Q: Is it okay to think the Grim Reaper is hot?

A: Who wouldn’t? Sure, he’s the walking definition of a red flag. However, he does check all my boxes. Tall, pale, bony, and over thirty. My dream guy TBH.

Q: Is it true there’s a secret witches’ coven in the sewers under UTD?

A: One night, my friends and I ate the bad type of moldy cheese. And then, a couple of juniors passed by our sewer hangout and mistook our shrieks of pain due to food poisoning for witches.

Q: Pumpkin spice, yay or nay?

A: Most definitely nay, I have standards. Give me tea with five sugars or hot chocolate with extra chocolate.

Q: What dark sacrifice do I need to make to understand math?

A: I shouldn’t be telling you this, but this is an advice column. Find the math teacher who made you cry the most. Due to the emotional connection, if you sacrifice them during finals, you can absorb all their mathematical knowledge.

  • Editor’s Note: AMP is not responsible for any sacrifices that might occur.

Q: How to attract hot witches and ghouls to my area? I keep getting anguished souls instead.

A:  See, you’re probably using candles instead of lavender incense. Also, try using “Twilight” and Hello Kitty merch as an offering instead of My Chemical Romance and Panic at the Disco.

Q: What’s your favorite scary movie?

A: Not a movie, but any “Tom and Jerry” cartoon. It’s terrifying to see Jerry being abused and chased around by Tom. Although, it is motivational to see a fellow rat getting tossed around but still being able to get up and stick it to a cat. Honestly, I see myself as Jerry. He has such a hustler mindset, just like me. I’m not like these Beta rats. Jerry and I are Sigma male rats.

Q: I really want to meet a ghost in real life. Where can I find some on campus?

A: Sadly, UTD isn’t dingy enough to have anyone cool be wrongfully and brutally murdered on school premises. So, my recommendation for a fun DIY this Halloween season is being a go-getter and making the first UTD ghost.

  • Editor’s Note: AMP is not responsible for any untimely demises that might occur.

Q: Everyone gives out candy on Halloween, it’s so basic. What should I give out instead to stand out?

A: Razor blades. People tend to remember when they find razor blades with their candy. You could even end up on the news.

Q: Who would you contact with a Ouija board?

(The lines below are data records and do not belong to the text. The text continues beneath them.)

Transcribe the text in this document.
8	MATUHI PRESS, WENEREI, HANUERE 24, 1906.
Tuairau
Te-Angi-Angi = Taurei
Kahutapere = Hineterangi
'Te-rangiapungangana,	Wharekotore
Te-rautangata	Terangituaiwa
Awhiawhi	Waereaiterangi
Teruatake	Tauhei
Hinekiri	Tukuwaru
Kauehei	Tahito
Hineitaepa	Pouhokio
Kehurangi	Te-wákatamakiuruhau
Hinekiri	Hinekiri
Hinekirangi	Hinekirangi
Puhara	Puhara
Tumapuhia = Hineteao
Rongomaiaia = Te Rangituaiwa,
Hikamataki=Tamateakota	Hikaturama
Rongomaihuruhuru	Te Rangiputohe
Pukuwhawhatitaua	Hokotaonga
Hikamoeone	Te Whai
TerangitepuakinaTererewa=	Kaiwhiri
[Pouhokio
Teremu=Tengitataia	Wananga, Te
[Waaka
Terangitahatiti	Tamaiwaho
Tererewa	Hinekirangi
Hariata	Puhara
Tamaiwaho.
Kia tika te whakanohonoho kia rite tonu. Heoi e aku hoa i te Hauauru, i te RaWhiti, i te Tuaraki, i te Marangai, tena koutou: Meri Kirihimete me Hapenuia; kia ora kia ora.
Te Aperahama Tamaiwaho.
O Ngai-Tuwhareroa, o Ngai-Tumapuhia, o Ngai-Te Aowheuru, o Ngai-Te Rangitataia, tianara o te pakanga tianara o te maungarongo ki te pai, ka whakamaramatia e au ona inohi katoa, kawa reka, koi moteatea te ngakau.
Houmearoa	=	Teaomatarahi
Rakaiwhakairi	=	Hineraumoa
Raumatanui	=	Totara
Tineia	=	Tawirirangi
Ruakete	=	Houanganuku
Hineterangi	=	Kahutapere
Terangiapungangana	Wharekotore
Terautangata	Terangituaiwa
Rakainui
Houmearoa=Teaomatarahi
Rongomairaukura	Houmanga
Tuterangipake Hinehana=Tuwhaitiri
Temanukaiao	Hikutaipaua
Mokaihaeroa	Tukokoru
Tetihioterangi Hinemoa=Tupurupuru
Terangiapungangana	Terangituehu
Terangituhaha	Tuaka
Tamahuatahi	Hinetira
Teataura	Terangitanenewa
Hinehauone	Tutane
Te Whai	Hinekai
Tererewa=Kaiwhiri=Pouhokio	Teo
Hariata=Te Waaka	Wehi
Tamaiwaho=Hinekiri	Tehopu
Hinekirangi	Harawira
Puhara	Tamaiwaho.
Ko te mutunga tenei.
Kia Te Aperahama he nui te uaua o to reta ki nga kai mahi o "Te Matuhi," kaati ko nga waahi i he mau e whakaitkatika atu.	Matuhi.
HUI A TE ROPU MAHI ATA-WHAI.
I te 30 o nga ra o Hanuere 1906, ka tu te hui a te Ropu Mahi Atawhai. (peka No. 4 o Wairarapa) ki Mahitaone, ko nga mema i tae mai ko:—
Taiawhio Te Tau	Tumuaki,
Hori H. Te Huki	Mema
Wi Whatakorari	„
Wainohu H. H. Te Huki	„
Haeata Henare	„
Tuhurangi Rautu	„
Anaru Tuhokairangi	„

A: Finally, an easy question. It would obviously be Hannah Baker from “13 Reasons Why.” I need to tell her how dramatic she is (sorry, was) and that Zach didn’t deserve to be on the tapes.

Q: Couple costume ideas?

A: I do not want to hear or see any couples on my spooky holiday. Halloween is supposed to be scary, when did it become about love and couples’ stuff? I’m not sad that I was never in a relationship during the Halloween season or that I never had someone to carve a pumpkin with or take cute autumn pictures with. La di da, let’s make Ratford feel bad on his favorite holiday. I’m sure he doesn’t mind. I’m sure he won’t feel left out. I’m sure he doesn’t cry inside every time he sees a hot demon and a sexy priest dress up together. LET US NOT INCLUDE HIM IN OUR COSTUME PARTY. NO GO AHEAD, HAVE FUN WITHOUT ME, YOU LITTLE—

Editor’s Note: AMP is not responsible for the actions of Ratford.